Designers leveraged 10, 40-foot-long shipping containers connected together to create one cohesive space for Puma and its partners. The Yard housed the official America’s Cup and Oracle Team USA stores on the lower level, as well as the PUMA Social Club & Bar on the second story. “It’s the pinnacle of what we’ve done for PUMA at past sailing events. Here we combined two shipping units and connected them with a bridge. From a sustainable perspective it was a very good solution for PUMA not to start from scratch and build a new pavilion, but to use what they already had and combine it,” Reinders says. Kubik has found that using shipping containers as architecture eases setup onsite. “Basically it’s plug and play, although we have developed that over the years. It takes a lot of experience to combine those with regard to air conditioning, WiFi systems, retail settings, cashiers desks and display areas,” Reinders says.

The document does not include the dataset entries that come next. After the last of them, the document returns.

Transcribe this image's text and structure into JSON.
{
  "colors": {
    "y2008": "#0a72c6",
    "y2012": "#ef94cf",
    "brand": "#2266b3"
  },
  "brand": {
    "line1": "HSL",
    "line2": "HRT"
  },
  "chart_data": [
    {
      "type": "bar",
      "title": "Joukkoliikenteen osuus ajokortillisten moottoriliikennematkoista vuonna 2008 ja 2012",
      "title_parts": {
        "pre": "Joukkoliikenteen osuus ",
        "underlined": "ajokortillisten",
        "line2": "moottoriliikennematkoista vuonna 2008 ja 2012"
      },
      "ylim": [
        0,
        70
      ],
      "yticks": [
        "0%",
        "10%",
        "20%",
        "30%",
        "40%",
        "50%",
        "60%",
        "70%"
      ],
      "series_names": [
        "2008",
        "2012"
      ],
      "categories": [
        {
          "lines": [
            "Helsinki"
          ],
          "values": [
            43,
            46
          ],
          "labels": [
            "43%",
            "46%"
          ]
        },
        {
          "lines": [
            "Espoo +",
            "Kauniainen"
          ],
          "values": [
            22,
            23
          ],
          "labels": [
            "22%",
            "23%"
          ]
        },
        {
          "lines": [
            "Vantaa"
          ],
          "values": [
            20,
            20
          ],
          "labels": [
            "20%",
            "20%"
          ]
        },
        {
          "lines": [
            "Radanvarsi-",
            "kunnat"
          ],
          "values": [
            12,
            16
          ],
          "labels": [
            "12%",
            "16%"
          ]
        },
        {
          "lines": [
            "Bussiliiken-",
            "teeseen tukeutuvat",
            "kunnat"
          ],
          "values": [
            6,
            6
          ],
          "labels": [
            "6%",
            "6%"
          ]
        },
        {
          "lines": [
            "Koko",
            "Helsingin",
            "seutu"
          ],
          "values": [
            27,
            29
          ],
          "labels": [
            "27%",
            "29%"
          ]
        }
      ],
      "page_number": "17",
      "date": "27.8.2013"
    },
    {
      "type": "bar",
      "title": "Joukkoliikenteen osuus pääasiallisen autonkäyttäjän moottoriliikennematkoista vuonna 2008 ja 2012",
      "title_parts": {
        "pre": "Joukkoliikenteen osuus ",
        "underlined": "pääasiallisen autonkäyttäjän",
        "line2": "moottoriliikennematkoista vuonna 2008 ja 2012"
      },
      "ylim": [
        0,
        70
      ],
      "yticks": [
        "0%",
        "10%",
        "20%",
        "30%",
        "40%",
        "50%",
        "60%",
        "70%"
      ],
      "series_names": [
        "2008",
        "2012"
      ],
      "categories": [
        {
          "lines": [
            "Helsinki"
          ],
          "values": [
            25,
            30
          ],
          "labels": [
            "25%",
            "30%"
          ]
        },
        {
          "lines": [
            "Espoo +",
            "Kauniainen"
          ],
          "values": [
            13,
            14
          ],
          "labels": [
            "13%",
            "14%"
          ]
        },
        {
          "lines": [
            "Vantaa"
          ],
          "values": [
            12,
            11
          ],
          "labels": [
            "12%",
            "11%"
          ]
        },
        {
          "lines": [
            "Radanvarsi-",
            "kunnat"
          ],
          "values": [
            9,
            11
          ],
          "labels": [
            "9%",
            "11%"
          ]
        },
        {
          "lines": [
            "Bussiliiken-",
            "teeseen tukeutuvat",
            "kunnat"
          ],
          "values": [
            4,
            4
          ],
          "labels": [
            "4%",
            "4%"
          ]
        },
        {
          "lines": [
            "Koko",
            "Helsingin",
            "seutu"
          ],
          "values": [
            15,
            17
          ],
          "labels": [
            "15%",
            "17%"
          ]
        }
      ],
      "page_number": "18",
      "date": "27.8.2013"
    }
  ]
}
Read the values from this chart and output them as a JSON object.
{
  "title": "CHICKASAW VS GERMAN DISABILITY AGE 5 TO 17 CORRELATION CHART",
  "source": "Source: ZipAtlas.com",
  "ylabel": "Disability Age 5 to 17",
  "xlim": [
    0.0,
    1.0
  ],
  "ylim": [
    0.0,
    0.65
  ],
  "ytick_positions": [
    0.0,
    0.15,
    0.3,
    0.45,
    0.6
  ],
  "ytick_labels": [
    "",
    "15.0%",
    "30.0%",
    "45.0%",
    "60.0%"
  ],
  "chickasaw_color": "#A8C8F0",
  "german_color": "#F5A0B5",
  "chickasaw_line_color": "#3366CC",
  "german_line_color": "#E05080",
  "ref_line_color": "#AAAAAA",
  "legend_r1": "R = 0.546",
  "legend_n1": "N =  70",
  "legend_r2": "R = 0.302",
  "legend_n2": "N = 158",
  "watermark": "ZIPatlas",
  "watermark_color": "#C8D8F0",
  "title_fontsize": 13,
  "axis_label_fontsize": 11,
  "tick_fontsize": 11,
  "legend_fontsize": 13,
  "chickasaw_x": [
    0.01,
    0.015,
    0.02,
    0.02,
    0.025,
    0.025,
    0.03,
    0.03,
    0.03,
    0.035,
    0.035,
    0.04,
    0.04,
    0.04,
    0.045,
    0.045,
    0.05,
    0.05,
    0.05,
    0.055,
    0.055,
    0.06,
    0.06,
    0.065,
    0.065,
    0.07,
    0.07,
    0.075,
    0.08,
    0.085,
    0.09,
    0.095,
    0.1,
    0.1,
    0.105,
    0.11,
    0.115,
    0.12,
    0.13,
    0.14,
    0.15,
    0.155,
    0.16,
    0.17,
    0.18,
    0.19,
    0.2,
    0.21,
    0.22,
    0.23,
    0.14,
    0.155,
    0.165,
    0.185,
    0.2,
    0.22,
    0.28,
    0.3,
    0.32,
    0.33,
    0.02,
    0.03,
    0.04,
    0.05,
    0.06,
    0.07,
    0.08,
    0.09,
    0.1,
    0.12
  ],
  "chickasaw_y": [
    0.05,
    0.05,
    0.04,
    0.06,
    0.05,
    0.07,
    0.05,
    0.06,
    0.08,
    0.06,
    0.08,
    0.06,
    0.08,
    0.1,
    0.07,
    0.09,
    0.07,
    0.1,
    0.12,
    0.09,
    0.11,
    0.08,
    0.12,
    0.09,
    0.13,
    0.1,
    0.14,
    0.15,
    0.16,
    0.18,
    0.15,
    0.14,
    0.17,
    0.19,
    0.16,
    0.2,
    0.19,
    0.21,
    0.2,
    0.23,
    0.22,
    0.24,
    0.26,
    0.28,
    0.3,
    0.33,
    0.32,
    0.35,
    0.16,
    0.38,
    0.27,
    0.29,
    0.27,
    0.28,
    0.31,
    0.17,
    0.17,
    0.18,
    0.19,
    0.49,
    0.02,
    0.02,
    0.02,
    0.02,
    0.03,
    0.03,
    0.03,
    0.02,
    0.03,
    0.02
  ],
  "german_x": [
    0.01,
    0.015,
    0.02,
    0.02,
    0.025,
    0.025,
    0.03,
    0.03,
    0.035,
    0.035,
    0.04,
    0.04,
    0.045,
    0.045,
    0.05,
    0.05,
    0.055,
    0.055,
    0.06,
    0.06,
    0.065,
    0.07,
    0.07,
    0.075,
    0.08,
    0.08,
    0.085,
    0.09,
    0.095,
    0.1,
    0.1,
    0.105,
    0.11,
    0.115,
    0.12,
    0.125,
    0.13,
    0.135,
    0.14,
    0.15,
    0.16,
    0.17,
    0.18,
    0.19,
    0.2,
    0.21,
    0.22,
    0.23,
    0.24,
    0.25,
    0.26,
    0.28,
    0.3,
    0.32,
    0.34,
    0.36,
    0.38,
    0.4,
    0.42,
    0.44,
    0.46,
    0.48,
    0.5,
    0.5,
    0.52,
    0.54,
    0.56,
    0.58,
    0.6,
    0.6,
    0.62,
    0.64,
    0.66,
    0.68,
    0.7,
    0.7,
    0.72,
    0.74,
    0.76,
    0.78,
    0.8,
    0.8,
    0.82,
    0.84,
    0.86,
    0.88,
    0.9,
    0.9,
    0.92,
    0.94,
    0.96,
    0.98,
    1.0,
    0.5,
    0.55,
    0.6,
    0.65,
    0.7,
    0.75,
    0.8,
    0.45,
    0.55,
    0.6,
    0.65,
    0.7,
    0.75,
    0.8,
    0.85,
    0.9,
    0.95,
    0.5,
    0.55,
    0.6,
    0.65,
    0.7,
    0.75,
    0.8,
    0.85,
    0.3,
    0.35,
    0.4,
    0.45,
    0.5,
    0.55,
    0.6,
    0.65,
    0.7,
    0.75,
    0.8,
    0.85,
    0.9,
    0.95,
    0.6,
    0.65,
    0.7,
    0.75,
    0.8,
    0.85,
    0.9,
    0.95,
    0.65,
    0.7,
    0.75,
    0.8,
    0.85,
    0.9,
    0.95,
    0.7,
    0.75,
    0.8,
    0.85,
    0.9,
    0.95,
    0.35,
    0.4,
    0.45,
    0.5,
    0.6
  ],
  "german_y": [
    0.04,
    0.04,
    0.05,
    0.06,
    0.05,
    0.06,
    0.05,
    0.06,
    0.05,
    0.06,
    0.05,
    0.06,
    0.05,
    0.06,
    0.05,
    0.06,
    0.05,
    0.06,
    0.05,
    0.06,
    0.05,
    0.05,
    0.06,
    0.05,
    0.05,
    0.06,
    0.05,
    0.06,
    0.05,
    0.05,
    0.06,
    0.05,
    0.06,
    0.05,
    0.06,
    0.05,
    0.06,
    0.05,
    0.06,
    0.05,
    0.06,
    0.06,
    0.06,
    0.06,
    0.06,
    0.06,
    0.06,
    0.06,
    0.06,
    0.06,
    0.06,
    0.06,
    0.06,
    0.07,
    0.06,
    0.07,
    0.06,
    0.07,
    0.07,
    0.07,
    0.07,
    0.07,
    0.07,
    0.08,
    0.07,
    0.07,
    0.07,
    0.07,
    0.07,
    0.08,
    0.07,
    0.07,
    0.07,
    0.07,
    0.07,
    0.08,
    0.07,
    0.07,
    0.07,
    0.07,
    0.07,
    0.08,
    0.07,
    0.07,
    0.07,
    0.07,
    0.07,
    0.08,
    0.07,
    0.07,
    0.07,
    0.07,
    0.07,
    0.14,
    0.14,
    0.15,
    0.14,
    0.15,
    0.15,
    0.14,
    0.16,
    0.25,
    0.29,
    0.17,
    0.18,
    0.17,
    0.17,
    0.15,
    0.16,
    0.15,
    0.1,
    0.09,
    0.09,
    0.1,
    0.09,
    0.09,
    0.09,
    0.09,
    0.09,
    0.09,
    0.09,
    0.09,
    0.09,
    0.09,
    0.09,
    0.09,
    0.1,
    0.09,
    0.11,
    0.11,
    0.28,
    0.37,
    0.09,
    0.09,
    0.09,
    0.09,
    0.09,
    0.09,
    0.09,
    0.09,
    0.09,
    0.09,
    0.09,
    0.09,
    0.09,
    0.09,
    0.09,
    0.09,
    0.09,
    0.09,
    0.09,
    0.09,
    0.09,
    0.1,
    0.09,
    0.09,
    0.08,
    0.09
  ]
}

PUMA had its own dedicated retail space at the event, and it leveraged shipping containers as architecture, as well. This space featured a completely different setup from the PUMA Yard, however. Designers created a simpler horseshoe-style configuration with three containers, allowing for set up of a fully operational store within one day.
America’s Cup Village R/C Pool
San Fran’s Marina Green housed the America’s Cup Village, where a large pool retrofit with fans gave attendees a chance to captain remote-controlled yachts and get a taste of the conditions the competitors were facing out on the bay. Since the San Francisco Bay is a relatively contained area for a sailing race, attendees could see the racing up close from the shore for the first time in the race’s history. That meant organizers and sponsors needed to entertain the audience during downtime, so before, after and between races, visitors could experience what it takes to sail the yachts on a small scale. “The moment you have a remote control in your hands, you realize that sailing is something that takes real skill to do properly—that’s the fun part of it,” Reinders says.